The first sightings of Homo sapiens out of Africa, fossil skeletons from caves in modern-day Israel, are dated to between 120,000 and 90,000 years ago. Human evolution experts had long focused their attention on the most obvious corridor: The Nile River, whose previously disconnected segments between central Africa and the eastern Mediterranean Sea joined up beginning about 120,000 years ago. Recent research in North Africa, however, has uncovered stone tools and human fossils all along the Mediterranean coast and even in the Sahara. Some of these sites are dated to at least 90,000 years ago and possibly somewhat earlier, demonstrating that humans were able to survive in the area at about that time. In addition, a flurry of new climate studies suggests that the eastern Sahara received heavy rainfalls from Indian Ocean monsoons during this same period. Satellite radar imaging has revealed a system of more than 800 kilometers of channels, some more than 5 kilometers wide, now buried under the sands.

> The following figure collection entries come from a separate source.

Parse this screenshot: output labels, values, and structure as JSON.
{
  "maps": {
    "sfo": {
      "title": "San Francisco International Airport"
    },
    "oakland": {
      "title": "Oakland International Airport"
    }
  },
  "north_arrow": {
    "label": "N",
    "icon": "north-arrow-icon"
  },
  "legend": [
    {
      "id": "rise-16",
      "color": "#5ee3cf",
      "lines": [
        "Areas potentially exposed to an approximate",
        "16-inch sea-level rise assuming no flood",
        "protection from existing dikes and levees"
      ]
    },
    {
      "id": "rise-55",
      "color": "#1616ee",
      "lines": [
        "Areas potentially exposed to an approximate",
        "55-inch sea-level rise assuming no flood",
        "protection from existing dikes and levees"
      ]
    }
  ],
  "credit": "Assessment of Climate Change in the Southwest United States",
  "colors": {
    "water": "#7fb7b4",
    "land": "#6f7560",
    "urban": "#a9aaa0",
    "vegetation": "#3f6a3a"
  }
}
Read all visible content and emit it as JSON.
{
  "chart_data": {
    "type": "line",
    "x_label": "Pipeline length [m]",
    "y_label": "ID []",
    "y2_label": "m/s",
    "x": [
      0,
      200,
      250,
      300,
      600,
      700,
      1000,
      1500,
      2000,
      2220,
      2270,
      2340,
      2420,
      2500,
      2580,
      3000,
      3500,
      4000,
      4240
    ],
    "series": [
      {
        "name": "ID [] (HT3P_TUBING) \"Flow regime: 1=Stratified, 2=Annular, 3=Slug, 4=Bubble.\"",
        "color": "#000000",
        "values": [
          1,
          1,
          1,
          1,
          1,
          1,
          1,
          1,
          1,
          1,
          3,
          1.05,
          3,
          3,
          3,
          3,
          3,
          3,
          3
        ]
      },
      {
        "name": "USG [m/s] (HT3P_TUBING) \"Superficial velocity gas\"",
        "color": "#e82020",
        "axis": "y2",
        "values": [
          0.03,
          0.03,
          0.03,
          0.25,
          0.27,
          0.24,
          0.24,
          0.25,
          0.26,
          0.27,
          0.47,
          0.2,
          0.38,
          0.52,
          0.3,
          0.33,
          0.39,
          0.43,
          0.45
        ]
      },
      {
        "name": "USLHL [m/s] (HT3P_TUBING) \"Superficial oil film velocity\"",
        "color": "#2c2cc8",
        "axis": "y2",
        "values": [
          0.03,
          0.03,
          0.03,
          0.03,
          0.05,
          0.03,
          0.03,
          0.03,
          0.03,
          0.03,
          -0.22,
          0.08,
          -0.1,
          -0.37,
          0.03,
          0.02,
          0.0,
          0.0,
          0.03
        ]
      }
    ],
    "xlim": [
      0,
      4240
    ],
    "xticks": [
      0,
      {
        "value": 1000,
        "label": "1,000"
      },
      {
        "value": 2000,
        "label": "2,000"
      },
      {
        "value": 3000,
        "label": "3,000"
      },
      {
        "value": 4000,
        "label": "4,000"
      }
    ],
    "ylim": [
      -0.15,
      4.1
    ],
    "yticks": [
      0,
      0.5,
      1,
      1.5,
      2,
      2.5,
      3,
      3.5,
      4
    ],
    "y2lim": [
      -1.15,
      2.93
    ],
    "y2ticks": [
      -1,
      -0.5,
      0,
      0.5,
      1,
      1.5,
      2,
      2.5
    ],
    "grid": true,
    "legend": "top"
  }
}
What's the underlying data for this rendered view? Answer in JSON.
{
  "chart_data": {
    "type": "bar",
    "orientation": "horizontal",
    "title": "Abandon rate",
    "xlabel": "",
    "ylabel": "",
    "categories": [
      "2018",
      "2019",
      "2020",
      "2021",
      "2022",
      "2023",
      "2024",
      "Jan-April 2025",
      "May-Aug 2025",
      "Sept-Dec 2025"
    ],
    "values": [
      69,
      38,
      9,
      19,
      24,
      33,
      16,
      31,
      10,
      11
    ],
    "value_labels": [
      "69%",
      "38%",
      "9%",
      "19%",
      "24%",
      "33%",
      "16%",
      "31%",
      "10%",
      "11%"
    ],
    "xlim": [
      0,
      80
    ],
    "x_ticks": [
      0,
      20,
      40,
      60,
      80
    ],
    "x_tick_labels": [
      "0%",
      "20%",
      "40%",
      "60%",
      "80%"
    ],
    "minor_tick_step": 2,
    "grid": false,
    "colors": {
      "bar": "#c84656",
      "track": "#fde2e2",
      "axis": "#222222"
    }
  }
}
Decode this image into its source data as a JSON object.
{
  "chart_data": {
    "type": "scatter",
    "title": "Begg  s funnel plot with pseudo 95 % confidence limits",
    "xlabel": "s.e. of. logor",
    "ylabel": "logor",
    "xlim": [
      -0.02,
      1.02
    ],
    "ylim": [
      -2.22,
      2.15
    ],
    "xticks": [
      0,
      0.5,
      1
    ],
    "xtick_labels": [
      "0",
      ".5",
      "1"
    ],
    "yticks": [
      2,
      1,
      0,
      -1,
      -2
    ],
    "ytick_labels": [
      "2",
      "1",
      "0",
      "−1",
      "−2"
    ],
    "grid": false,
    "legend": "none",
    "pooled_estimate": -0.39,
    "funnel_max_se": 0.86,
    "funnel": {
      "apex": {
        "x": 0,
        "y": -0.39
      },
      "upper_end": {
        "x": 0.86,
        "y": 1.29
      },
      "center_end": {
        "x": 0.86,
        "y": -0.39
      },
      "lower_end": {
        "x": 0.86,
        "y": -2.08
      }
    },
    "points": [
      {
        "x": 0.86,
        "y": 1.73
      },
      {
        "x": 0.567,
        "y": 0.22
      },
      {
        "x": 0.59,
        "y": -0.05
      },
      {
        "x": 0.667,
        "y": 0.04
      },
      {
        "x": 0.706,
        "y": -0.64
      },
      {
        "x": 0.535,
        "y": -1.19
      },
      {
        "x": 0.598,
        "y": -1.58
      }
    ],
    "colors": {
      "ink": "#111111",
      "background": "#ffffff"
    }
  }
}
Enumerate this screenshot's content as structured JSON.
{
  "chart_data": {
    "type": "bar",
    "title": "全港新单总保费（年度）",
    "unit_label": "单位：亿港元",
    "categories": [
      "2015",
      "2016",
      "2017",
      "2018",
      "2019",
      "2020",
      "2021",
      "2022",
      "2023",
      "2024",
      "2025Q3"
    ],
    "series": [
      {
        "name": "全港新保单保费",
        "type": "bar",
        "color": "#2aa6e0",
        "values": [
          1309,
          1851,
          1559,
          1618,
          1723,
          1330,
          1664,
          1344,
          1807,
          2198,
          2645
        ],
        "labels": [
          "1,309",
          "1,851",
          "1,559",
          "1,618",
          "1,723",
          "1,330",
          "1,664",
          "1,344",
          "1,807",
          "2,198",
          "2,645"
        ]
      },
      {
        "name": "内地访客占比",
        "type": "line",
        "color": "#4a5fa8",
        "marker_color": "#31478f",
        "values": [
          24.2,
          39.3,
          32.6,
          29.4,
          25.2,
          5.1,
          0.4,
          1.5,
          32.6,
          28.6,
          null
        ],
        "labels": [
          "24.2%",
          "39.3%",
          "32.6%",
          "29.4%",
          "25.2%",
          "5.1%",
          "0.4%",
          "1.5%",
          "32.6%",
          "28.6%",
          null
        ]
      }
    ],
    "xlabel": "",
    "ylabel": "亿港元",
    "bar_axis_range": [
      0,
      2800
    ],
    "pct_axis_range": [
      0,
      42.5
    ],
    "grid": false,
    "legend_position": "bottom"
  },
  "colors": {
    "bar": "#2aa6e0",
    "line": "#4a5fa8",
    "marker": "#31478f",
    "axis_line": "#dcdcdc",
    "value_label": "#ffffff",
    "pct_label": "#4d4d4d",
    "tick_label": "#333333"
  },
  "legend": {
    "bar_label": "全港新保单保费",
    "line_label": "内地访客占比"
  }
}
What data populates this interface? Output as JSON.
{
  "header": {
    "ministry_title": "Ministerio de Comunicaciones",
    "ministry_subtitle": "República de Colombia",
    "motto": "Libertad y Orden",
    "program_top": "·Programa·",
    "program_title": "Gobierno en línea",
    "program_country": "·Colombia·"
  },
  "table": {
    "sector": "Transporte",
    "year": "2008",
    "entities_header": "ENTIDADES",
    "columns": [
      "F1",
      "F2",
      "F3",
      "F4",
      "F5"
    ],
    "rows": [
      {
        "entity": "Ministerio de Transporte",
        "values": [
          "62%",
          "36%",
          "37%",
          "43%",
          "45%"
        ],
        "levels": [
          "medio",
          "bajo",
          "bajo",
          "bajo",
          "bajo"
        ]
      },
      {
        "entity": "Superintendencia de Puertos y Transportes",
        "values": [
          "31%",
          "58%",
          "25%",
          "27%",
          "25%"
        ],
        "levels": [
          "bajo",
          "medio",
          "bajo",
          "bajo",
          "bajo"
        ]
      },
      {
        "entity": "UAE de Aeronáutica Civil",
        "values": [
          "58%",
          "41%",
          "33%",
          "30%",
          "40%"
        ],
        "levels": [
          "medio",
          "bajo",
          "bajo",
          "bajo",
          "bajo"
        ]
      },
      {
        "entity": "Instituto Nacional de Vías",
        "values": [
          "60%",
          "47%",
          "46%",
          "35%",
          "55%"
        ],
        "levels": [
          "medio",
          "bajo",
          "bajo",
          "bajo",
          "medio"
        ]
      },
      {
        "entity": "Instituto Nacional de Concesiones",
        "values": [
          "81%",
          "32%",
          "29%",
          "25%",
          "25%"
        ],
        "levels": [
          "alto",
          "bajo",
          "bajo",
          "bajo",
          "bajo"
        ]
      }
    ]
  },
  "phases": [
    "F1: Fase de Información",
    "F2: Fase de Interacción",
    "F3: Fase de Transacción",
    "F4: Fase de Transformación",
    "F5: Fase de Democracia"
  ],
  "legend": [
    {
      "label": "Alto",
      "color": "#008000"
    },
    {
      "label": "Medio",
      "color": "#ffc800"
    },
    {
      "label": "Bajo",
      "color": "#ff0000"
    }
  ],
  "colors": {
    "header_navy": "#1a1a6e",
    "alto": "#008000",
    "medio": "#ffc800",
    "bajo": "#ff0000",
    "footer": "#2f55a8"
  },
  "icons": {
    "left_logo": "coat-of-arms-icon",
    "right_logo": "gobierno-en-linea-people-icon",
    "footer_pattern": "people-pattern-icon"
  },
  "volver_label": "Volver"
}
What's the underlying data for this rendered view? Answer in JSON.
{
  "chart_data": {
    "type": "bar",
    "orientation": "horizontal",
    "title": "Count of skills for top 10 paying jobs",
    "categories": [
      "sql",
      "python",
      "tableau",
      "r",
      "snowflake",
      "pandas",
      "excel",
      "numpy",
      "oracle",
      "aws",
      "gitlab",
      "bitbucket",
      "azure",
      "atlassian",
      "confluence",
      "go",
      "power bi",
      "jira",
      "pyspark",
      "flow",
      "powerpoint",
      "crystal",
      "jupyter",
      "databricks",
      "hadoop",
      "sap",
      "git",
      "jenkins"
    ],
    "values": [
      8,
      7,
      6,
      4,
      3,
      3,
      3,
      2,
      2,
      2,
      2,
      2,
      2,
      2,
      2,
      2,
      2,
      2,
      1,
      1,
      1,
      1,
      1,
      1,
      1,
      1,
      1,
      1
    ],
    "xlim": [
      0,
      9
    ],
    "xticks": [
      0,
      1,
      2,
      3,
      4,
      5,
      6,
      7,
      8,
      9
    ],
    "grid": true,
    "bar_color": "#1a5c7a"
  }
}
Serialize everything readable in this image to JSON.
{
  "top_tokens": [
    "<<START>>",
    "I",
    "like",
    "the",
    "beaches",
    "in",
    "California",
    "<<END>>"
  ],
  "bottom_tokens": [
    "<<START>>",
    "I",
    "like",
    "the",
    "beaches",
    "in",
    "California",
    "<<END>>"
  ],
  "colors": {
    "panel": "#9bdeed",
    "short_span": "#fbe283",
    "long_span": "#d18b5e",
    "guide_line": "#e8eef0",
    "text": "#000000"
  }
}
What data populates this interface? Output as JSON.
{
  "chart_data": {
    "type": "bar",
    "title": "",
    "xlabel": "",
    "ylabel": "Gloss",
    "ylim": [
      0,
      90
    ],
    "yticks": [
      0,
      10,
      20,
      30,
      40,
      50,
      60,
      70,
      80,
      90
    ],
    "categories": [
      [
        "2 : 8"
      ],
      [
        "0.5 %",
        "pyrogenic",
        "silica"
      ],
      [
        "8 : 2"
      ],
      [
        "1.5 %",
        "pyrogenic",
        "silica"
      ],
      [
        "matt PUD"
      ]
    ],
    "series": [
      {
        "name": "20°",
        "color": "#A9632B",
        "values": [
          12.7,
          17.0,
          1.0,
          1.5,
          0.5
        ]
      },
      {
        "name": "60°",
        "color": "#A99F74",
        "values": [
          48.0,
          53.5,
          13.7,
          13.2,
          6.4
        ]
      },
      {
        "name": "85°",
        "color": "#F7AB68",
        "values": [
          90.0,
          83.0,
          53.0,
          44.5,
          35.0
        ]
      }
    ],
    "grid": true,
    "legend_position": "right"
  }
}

A team led by geochemist Anne Osborne of the University of Bristol in the United Kingdom set out to see whether these channels carried freshwater during the first modern human migrations. The researchers took samples of snail shells from 120,000-year-old buried sediments at two sites in Libya that are within the channels, as well as from a third site that lies outside the channels. The team found that the isotopic composition of neodymium from snails in the channels differed greatly from that in snails outside the channels. The isotopic signature of neodymium, which is found in abundance in volcanic formations, closely resembled that found in the volcanic Tibesti Mountains in the central Sahara Desert, as well as the neodymium signature found in plankton from a Mediterranean sea core off the Libyan coast. This suggests that the water the channel snails lived in flowed from these mountains, the researchers report online this week in the Proceedings of the National Academy of Sciences.
The team argues that the now-buried channels were once active rivers that flowed from the Tibesti Mountains all the way to the Mediterranean and rivaled the Nile River as a thoroughfare for modern humans. That conclusion, the researchers add, could help explain the increasing evidence of human occupation in North Africa west of the Nile.
Chris Stringer, a paleoanthropologist at the Natural History Museum in London, says that the new work "highlights the importance of trans-Sahara corridors during early human history." Nevertheless, Stringer says, proving that the Sahara was a major route out of Africa will require more evidence about where the migrants came from and even which directions they traveled.